If you have a million people with emotional issues, with depression and all sorts of other mental problems that might get misdiagnosed as depression, some fraction of them are going to kill themselves regardless of medication, an even smaller fraction might commit mass murder and then suicide. To say that antidepressants caused it is a stretch. It would be like blaming aspirin for headaches because most people who take aspirin also have headaches. The causative agent in the relationship is more likely to be the mental illness, not the antidepressants that they use.
It's possible that out of the millions of people taking antidepressants a small portion are reacting with violent and suicidal fantasies that a few will act on. I can't rule out antidepressants as a possible causative agent, but I can say that it is unlikely to be one. Drug approvals are a numbers game. The reality of our drug approval process is that drugs are approved based upon a good outcome, not a perfect outcome. In fact, at drug trials some patients will do better on the dose that isn’t ultimately chosen because they select the dose that helps the most people.
It's not a perfect process, but what other alternative is there?

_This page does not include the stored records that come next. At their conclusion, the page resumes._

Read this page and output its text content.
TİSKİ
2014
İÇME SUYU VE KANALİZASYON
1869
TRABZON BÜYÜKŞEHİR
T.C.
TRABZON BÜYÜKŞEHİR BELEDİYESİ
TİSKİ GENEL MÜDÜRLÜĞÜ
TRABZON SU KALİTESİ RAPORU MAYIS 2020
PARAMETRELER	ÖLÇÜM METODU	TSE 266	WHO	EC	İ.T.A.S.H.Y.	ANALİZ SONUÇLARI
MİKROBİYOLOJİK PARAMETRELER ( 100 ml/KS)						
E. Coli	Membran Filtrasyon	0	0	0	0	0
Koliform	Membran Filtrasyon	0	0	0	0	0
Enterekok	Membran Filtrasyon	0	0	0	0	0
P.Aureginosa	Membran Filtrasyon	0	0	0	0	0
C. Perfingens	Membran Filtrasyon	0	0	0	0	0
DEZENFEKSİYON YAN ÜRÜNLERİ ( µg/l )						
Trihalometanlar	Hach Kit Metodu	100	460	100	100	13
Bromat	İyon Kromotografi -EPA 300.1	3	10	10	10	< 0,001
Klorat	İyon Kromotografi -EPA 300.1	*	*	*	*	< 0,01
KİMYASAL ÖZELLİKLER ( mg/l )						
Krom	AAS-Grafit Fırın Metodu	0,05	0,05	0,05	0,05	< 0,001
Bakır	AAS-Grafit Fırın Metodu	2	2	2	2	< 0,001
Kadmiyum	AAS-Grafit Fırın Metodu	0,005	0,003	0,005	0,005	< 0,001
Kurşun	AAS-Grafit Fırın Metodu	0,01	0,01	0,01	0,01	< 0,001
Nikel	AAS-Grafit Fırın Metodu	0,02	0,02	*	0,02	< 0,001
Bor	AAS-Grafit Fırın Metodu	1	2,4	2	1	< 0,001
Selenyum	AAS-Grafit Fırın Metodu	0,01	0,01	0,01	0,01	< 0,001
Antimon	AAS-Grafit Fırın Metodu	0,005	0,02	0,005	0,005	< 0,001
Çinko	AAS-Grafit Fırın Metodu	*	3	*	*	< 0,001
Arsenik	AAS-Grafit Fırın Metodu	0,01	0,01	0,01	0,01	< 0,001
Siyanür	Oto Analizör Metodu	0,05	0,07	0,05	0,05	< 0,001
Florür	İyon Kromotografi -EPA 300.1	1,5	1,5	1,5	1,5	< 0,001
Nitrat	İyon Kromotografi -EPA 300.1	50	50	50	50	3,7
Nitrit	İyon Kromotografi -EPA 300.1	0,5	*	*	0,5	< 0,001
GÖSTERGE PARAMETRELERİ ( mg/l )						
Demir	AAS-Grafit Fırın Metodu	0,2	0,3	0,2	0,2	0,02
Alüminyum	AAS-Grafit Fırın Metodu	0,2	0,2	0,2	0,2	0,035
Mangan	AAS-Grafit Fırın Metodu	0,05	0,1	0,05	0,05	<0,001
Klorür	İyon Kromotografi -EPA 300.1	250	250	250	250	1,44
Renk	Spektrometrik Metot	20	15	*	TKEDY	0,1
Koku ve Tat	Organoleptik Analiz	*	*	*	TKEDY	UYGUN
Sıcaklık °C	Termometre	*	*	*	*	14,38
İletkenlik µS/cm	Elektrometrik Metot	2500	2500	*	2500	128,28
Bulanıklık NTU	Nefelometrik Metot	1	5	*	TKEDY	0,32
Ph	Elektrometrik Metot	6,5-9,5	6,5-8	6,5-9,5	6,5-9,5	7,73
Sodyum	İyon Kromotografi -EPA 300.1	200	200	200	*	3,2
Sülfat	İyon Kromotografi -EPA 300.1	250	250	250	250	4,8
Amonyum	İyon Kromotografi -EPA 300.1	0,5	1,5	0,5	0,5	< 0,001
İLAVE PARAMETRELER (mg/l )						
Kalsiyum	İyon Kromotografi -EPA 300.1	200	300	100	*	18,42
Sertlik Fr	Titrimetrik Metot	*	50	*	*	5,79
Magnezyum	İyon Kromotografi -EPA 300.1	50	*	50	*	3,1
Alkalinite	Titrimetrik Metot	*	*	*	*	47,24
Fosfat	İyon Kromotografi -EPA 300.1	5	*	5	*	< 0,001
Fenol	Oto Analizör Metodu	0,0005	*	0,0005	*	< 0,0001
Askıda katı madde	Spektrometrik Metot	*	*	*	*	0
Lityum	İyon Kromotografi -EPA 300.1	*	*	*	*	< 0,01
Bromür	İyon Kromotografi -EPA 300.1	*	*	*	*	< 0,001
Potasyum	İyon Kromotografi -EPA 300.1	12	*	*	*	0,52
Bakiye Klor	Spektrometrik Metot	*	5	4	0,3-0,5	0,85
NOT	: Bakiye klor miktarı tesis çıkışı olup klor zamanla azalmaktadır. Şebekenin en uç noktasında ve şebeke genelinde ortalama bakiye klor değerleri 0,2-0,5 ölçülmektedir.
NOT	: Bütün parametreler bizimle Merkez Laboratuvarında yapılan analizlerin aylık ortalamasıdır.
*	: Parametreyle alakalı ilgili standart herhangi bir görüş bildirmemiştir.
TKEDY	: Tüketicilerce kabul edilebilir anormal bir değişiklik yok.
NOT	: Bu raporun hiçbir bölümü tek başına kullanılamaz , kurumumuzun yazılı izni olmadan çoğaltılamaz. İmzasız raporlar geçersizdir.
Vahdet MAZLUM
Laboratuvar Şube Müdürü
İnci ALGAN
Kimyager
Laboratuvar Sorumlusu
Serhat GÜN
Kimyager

The truth of the matter is that while we have made great advances in science, we have only scratched the surface on how drugs interact with our complicated natural body and brain chemistry. Mistakes, costly mistakes, could happen. However, blaming the antidepressants at this stage isn't warranted.
Most people who are playing the blame game have some kind of agenda and it works because too many of us are hungry for easy answers. And yet, like a broken clock that is right twice a day, sometimes someone with an agenda will get it right by pure accident even though their analysis and logic are faulty.
Having pointed out the dangers of having an agenda I'd like to point to this post by Dana at Principled Discovery, called "Fundamentalism, psychotropic drugs and mass murder" which looks at how certain Christian beliefs in the spiritual roots of disease can lead to a near denial that mental illness is real.
If you have more interest in Matthew Murray, Daniel DiRito has some posts on his blog, "Thought Theater." There does seem to be something of an agenda in this post, "Removing The Thin Veil Of Evangelical Eisegesis," in that DiRito is ready to blame, in part, Matthew Murray's evangelical upbringing. If you participate in any forums where someone like Matthew Murray might show up, you might want to read this, "Going To The Matt - Reach Out & Bring Them Back," and keep your eyes open.